I sat in the crowded cafe at an unobtrusive table by the window, my fingers playing absently with the ends of my freshly showered hair. I crossed my legs beneath the table, barely suppressing a wince at my sore thigh muscles, and took a sip of the frothy latte I’d ordered.

I’d been waiting for about a half hour. The girl was now beyond what could be considered fashionably late and, at this point, I was beginning to worry she’d gotten cold feet and had decided not to come at all. What I couldn’t understand waswhy. Her note had directed me to a dimly lit, off-the-beaten-track coffee shop in the East Village — surely, none of her relatives would ever find us here. And even if they did, I still wasn’t sure why it was such a cause for alarm.

But the truth was, on the subway ride out here I’d had some time to think about my trip to the tenements yesterday. It might’ve been the aspiring journalist within me, making me see things that weren’t there, or maybe, as Fae said, it was just my inability to shed my southern roots and stop trying to take care of the people around me. Regardless of the reason, my whirling mind had eventually settled on one conclusion.

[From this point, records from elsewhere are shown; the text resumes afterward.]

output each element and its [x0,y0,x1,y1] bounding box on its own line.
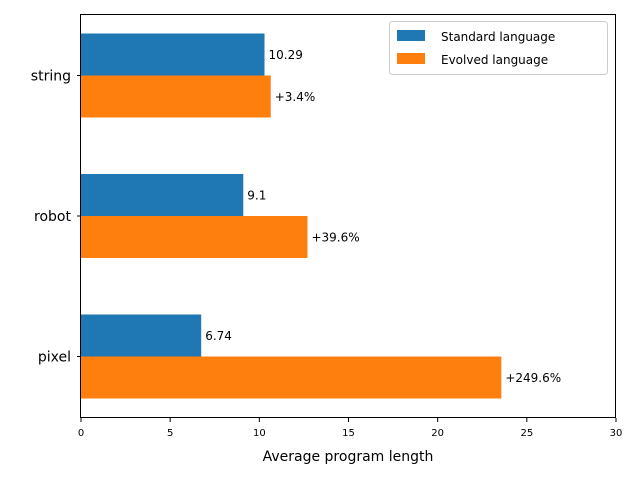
bar-pixel-standard-language [81,314,202,357]
legend-label-standard-language: Standard language [441,30,555,44]
x-tick-label: 0 [78,428,84,439]
bar-label-robot-evolved-language: +39.6% [311,231,359,245]
legend-swatch-evolved-language [397,53,425,64]
x-tick-label: 15 [342,428,355,439]
legend-swatch-standard-language [397,30,425,41]
legend: Standard language Evolved language [389,21,608,75]
bar-string-evolved-language [81,75,271,118]
y-axis-ticks: string robot pixel [31,69,81,366]
x-tick-label: 10 [253,428,266,439]
x-tick-label: 5 [167,428,173,439]
y-tick-label-string: string [31,69,71,85]
legend-label-evolved-language: Evolved language [441,53,548,67]
bar-pixel-evolved-language [81,356,502,399]
x-tick-label: 30 [610,428,623,439]
bar-label-pixel-evolved-language: +249.6% [505,371,561,385]
plot-frame [80,14,616,418]
y-tick-label-robot: robot [34,209,71,225]
bar-string-standard-language [81,33,265,76]
legend-frame [389,21,608,75]
bar-label-string-evolved-language: +3.4% [275,90,316,104]
bar-robot-evolved-language [81,216,308,258]
y-tick-label-pixel: pixel [38,350,71,366]
x-tick-label: 25 [520,428,533,439]
x-tick-label: 20 [431,428,444,439]
bars-layer: 10.29 +3.4% 9.1 +39.6% 6.74 +249.6% [81,33,561,399]
bar-robot-standard-language [81,174,244,216]
x-axis-label: Average program length [263,449,434,465]
bar-label-string-standard-language: 10.29 [269,48,303,62]
x-axis-ticks: 0 5 10 15 20 25 30 [78,418,623,439]
bar-label-robot-standard-language: 9.1 [247,189,266,203]
bar-label-pixel-standard-language: 6.74 [205,329,232,343]
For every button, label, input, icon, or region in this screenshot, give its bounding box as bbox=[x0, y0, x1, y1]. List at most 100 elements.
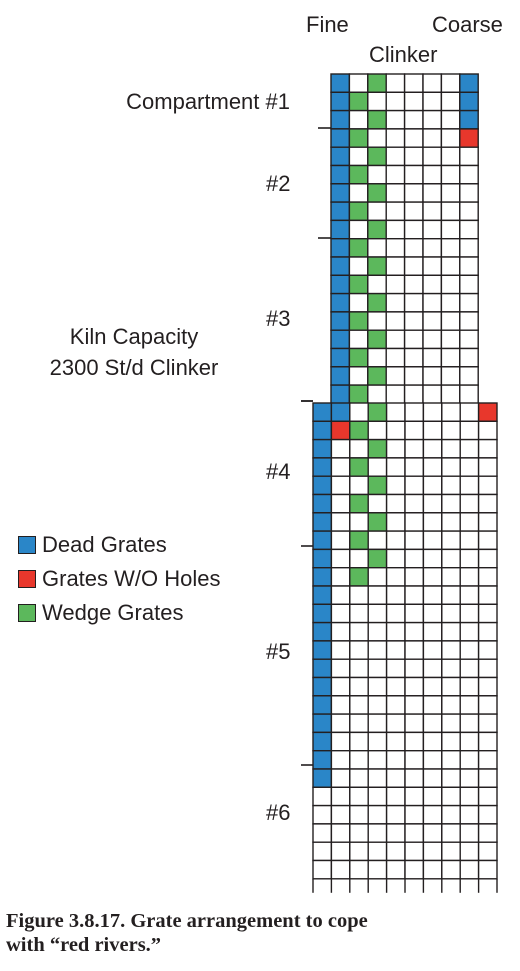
grate-cell bbox=[385, 237, 406, 258]
wedge-grate-cell bbox=[367, 146, 387, 167]
grate-cell bbox=[459, 658, 480, 679]
grate-cell bbox=[404, 676, 425, 697]
grate-cell bbox=[404, 420, 425, 441]
grate-cell bbox=[349, 695, 369, 715]
grate-cell bbox=[385, 841, 406, 862]
fine-label: Fine bbox=[306, 12, 349, 37]
wedge-grate-cell bbox=[348, 311, 369, 331]
grate-cell bbox=[422, 512, 443, 532]
grate-cell bbox=[404, 859, 425, 880]
grate-cell bbox=[459, 768, 480, 788]
grate-cell bbox=[385, 585, 406, 605]
grate-cell bbox=[367, 859, 388, 880]
grate-cell bbox=[477, 548, 498, 569]
grate-cell bbox=[367, 567, 388, 587]
grate-cell bbox=[349, 713, 369, 734]
grate-cell bbox=[349, 640, 369, 660]
dead-grate-cell bbox=[312, 621, 333, 642]
grate-cell bbox=[403, 292, 424, 313]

Namely, that the women who’d been so unfriendly and uncompromising were also quite obviously something else: afraid.

Their scanning eyes and flighty demeanors said, even to my untrained eyes, that they were scared of something — or someone. And while I supposed it was possible that they simply didn’t want some young, American nobody interfering with family business, I had a nagging, if unsubstantiated, feeling that there was something else going on here.

My thoughts turned to Vera as I fiddled with the silver and turquoise bracelet on my wrist, remembering the girl who’d given it to me so joyously. Her warm brown eyes had seemed to glow from within — full of life and youth and hope for the future. If there were anything I could do to ensure that future didn’t get snuffed out, I’d do it.

Yet, after another half hour of staring listlessly at the residual latte foam in my mug, I decided to give up for the day. This was a bust; the girl wasn’t coming. With a sigh, I rose from my seat and headed for the door.

I was almost there when I heard a familiar accented voice call out.

“Wait.”

I turned and spotted her in a shadowy corner on the opposite side of the cafe. There was an empty teacup sitting in front of her; evidently she’d been here a while, watching me without approaching. There was no way she’d missed me sitting by the front window.

Puzzled, I walked over to her table and stopped a few feet away.

“Please,” she implored, her eyes wide and apologetic. “I’m sorry. Just…please sit.”

I stared at her, my emotions wavering between confusion, sympathy, and worry. The girl was young — even younger than I’d thought yesterday, maybe thirteen or fourteen — and she was scared. That much was evident. I moved forward and sat across from her.

Down the rabbit hole,I thought, remembering Fae’s words.

“I’m Lux.” I held my hand out for the girl, and she hesitantly clasped her own palm against mine.

“Mirjeta,” she returned, her voice soft. “You can call me Miri.”

“Hi Miri,” I said, offering a smile to put her at ease. “Thanks for meeting me.”

She nodded, her light brown eyes scanning the perimeter of the coffee shop and her attention focused elsewhere.